USARun the Jewels: Relevanter Rap aus gegebenem Anlass
SDA
4.6.2020 - 10:37
Auf dem Track «Walking In The Snow» – noch vor dem Tod des Afroamerikaners George Floyd bei einem brutalen Polizeieinsatz in Minneapolis – heisst es: «Und jeden Tag flössen sie dir in den Abendnachrichten gratis Angst ein / Und du bist so abgestumpft, dass du dem Polizisten dabei zuguckst / Wie er einen Mann wie mich erdrosselt / Bis meine Stimme von einem Schrei zu einem geflüsterten «Ich kann nicht atmen» wird.»

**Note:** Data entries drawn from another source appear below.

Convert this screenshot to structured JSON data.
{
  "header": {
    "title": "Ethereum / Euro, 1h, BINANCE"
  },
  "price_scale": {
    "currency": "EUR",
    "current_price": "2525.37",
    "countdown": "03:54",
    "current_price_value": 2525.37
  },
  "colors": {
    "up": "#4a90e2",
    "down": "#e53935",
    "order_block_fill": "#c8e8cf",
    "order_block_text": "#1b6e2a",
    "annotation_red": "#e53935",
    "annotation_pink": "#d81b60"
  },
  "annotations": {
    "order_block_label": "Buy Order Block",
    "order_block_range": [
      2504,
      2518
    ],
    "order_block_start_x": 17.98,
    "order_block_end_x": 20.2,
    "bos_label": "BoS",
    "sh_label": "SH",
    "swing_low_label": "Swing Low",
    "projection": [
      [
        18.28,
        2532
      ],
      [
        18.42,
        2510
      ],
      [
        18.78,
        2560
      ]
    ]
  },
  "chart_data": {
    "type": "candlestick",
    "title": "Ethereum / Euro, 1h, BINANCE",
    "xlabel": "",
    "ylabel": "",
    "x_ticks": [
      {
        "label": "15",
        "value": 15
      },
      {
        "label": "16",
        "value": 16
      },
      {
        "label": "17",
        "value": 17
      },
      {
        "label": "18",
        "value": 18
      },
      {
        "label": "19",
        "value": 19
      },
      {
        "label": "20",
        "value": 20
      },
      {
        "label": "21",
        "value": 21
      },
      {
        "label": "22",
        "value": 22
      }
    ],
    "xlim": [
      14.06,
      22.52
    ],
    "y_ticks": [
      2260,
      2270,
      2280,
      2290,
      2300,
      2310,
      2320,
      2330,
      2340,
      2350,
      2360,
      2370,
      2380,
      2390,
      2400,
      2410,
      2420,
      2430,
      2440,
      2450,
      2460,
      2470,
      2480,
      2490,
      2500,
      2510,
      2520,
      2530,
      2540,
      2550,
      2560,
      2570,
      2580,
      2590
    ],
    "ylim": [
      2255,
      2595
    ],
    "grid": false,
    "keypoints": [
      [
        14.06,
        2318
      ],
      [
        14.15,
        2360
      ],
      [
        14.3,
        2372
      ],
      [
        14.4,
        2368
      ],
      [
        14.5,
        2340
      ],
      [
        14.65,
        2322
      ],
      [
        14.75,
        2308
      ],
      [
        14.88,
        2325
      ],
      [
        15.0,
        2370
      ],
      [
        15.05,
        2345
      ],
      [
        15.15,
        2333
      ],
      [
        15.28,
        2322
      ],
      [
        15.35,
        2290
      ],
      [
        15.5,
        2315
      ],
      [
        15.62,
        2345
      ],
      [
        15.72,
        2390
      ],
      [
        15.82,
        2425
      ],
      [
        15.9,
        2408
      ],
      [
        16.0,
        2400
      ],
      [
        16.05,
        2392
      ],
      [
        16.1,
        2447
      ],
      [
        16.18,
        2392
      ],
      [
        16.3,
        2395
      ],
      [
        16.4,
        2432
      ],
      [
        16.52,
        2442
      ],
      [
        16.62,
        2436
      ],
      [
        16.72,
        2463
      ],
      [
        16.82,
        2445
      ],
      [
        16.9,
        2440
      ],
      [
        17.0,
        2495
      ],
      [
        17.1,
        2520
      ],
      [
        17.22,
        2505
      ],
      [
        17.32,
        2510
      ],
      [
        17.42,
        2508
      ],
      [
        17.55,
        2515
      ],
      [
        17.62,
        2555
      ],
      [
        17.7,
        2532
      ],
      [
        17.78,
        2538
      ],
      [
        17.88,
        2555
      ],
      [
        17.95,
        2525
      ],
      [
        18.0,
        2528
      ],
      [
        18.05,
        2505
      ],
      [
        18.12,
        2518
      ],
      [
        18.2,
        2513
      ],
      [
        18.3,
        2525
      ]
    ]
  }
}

Killer Mike beschreibt auf dem Album «RTJ4» von Run The Jewels vorweg die Szene, die sich in Minneapolis dann abspielte. Spontan zogen Run The Jewels – das sind die Rapper Killer Mike und EL-P – die ursprünglich für Freitag geplante Veröffentlichung ihres vierten Studioalbums vor.
Es sei ab sofort verfügbar, schrieben sie auf ihrer Webseite und bei Twitter. Das Album kann auf der Webseite kostenlos oder gegen Spenden heruntergeladen werden. Alle Einnahmen sollen denjenigen zugute kommen, die in den USA gegen Rassismus und für sozialen Wandel demonstrieren. «Scheiss drauf, warum warten. Die Welt ist verseucht mit Schwachsinn, deshalb hier etwas Rauhes zum Zuhören, während ihr euch mit all dem beschäftigt», schrieben die Musiker. «Wir hoffen, es bringt euch etwas Freude.»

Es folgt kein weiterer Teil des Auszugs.